Aku tidak tahu bagaimana akhirnya berakhir seperti ini. Freia memintaku untuk menemaninya semalam, otomatis membatalkan reservasi satu kamar lainnya yang dipesan.

Sejak kemarin, gadis periang ini tiba-tiba berubah menjadi manja. Ia bahkan tidak segan-segan menunjukkan ekspresi yang tidak pernah kulihat dari wajahnya. Namun, yang membuatku begitu bahagia adalah bisa melihatnya kembali ke sekolah.

Setelah sarapan dan check out, kami berangkat ke Tytener Corsa dengan menggunakan taksi. Berdasarkan surel yang diterima kemarin malam, Weyfert Internasional saat ini sudah diakuisisi penuh oleh SEMESTA Divisi 5 melalui Aldrich Anandta. Mulai bulan depan, akan ada sistem metode penilaian baru terhadap murid yang ada di Weyfert, Tytener, dan Granufra.
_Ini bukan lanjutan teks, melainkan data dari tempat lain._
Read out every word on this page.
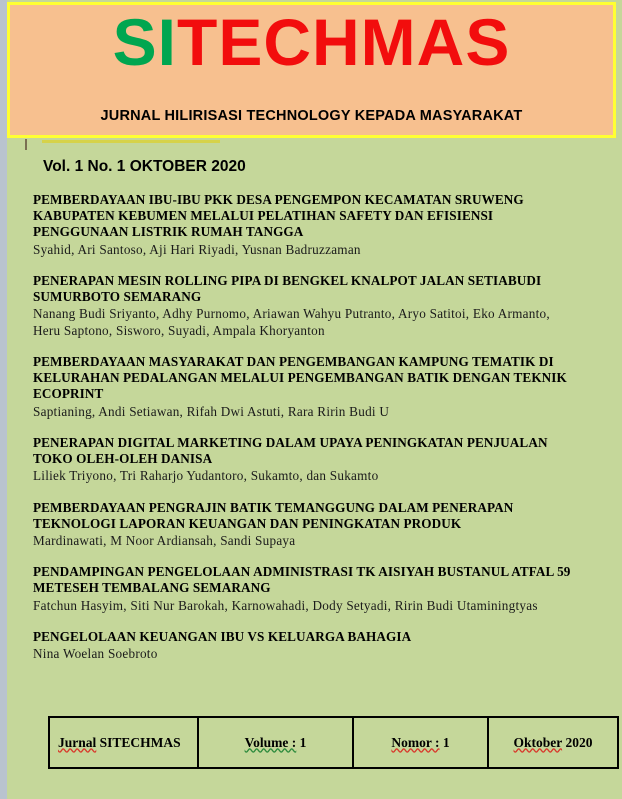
SITECHMAS
JURNAL HILIRISASI TECHNOLOGY KEPADA MASYARAKAT
Vol. 1 No. 1 OKTOBER 2020
PEMBERDAYAAN IBU-IBU PKK DESA PENGEMPON KECAMATAN SRUWENG KABUPATEN KEBUMEN MELALUI PELATIHAN SAFETY DAN EFISIENSI PENGGUNAAN LISTRIK RUMAH TANGGA
Syahid, Ari Santoso, Aji Hari Riyadi, Yusnan Badruzzaman
PENERAPAN MESIN ROLLING PIPA DI BENGKEL KNALPOT JALAN SETIABUDI SUMURBOTO SEMARANG
Nanang Budi Sriyanto, Adhy Purnomo, Ariawan Wahyu Putranto, Aryo Satitoi, Eko Armanto, Heru Saptono, Sisworo, Suyadi, Ampala Khoryanton
PEMBERDAYAAN MASYARAKAT DAN PENGEMBANGAN KAMPUNG TEMATIK DI KELURAHAN PEDALANGAN MELALUI PENGEMBANGAN BATIK DENGAN TEKNIK ECOPRINT
Saptianing, Andi Setiawan, Rifah Dwi Astuti, Rara Ririn Budi U
PENERAPAN DIGITAL MARKETING DALAM UPAYA PENINGKATAN PENJUALAN TOKO OLEH-OLEH DANISA
Liliek Triyono, Tri Raharjo Yudantoro, Sukamto, dan Sukamto
PEMBERDAYAAN PENGRAJIN BATIK TEMANGGUNG DALAM PENERAPAN TEKNOLOGI LAPORAN KEUANGAN DAN PENINGKATAN PRODUK
Mardinawati, M Noor Ardiansah, Sandi Supaya
PENDAMPINGAN PENGELOLAAN ADMINISTRASI TK AISIYAH BUSTANUL ATFAL 59 METESEH TEMBALANG SEMARANG
Fatchun Hasyim, Siti Nur Barokah, Karnowahadi, Dody Setyadi, Ririn Budi Utaminingtyas
PENGELOLAAN KEUANGAN IBU VS KELUARGA BAHAGIA
Nina Woelan Soebroto
Jurnal SITECHMAS	Volume : 1	Nomor : 1	Oktober 2020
Mereka bahkan memberikan blazer yang akan melengkapi seragam kami sebelumnya. Sungguh dedikasi SEMESTA untuk kemaslahatan masyarakat Admaspheria bukanlah main-main. Dengan diakuisisinya Weyfert ke dalam SEMESTA, maka sekolah kami bukan lagi sekolah swasta, melainkan sekolah negeri yang langsung menjadi percontohan.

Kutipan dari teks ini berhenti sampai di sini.